Lord of all to thee I raise, this my hymn of grateful praise.

“Every good gift and every perfect gift is from above, and cometh down from the Father of lights…”  James 1:17

“Food for Thought” book cover

I spent most of the past two weeks in Salt Lake City.  Along with visiting family and friends, I stopped at Quilts, Etc.. a wonderful little shop on two corners of an intersection.  You read that right.  The northeast and southeast corners have wonderful little buildings just stuffed with fabric, patterns, and notions, designed to part any quilter from the money in their pocket (and on your credit card, if you aren’t careful).  What do quilters do, besides spend money?  They talk to the other quilters.  Everyone is a friend in a quilt shop.  So, when I found some fabric with books (not pictured on this blog, might be used for gifts in the future), I was asked what I could do with it.

Well, in addition to quilting (and working so I have money to buy fabric), I love to read.  Give me a book, and I am happy.  Hardback, paperback, and now, on my Kindle Fire, books are wonderful.  For travel, my Kindle is so much easier than carrying all the books I might want to read.  However, nothing beats a book in the hand, curled up on the couch/bed/, in the apple tree, on a blanket under the tree, on a bus; you get the idea.  Here is one thing to do with great fabric.  The food looked good, hence the title…
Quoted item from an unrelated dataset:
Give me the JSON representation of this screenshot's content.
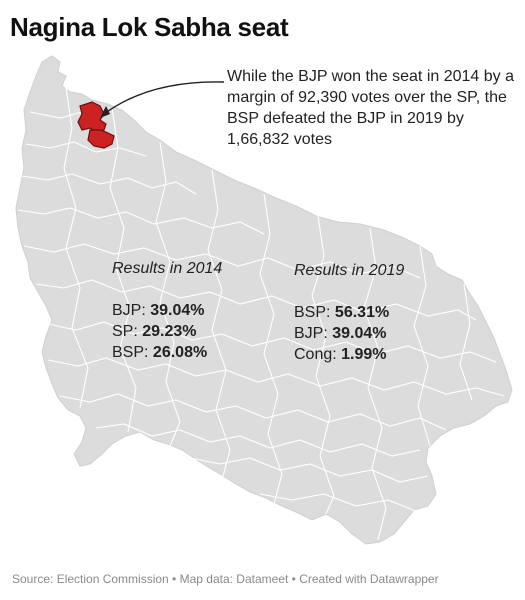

Paperback Book Cover (fits a standard paperback book.  Adjust as needed for other size books.)


Main fabric, cut 1 piece 8 in.x 17 in.

Lining, cut 1 piece 8 in. x 10 in.

Interfacing for both pieces

Ribbon for the book mark


Ready for sewing.  I like to leave a little bit of fabric not covered by the interfacing.  Your choice.  Hem the short ends of the main fabric.  I used a single fold over and a zigzag stitch.

Now to pin the pieces together so that when you turn everything right side out, everything is in the right place!  This is the only “hard” part of the project.


Fold in equal amounts on the hemmed edges, leaving 10 inches for the cover.  Note placement of the bookmark ribbon.  This is where you want to put it!  Trust me, I have had vast experience with a seam ripper!  Don’t determine length of ribbon yet.  You will need more than you might think.


Tuck the ribbon inside.  Remember, your seam ripper gets enough experience on other projects.  None needed here.


Pin everything in place.  Sew across the top and bottom, 3/8 inch seam.  Turn, press.


Put a book in the cover.  Place the bookmark in the front of the book, then decide how long to cut the marker.  Finish end of ribbon with Fray Check.

Find someplace to curl up and enjoy!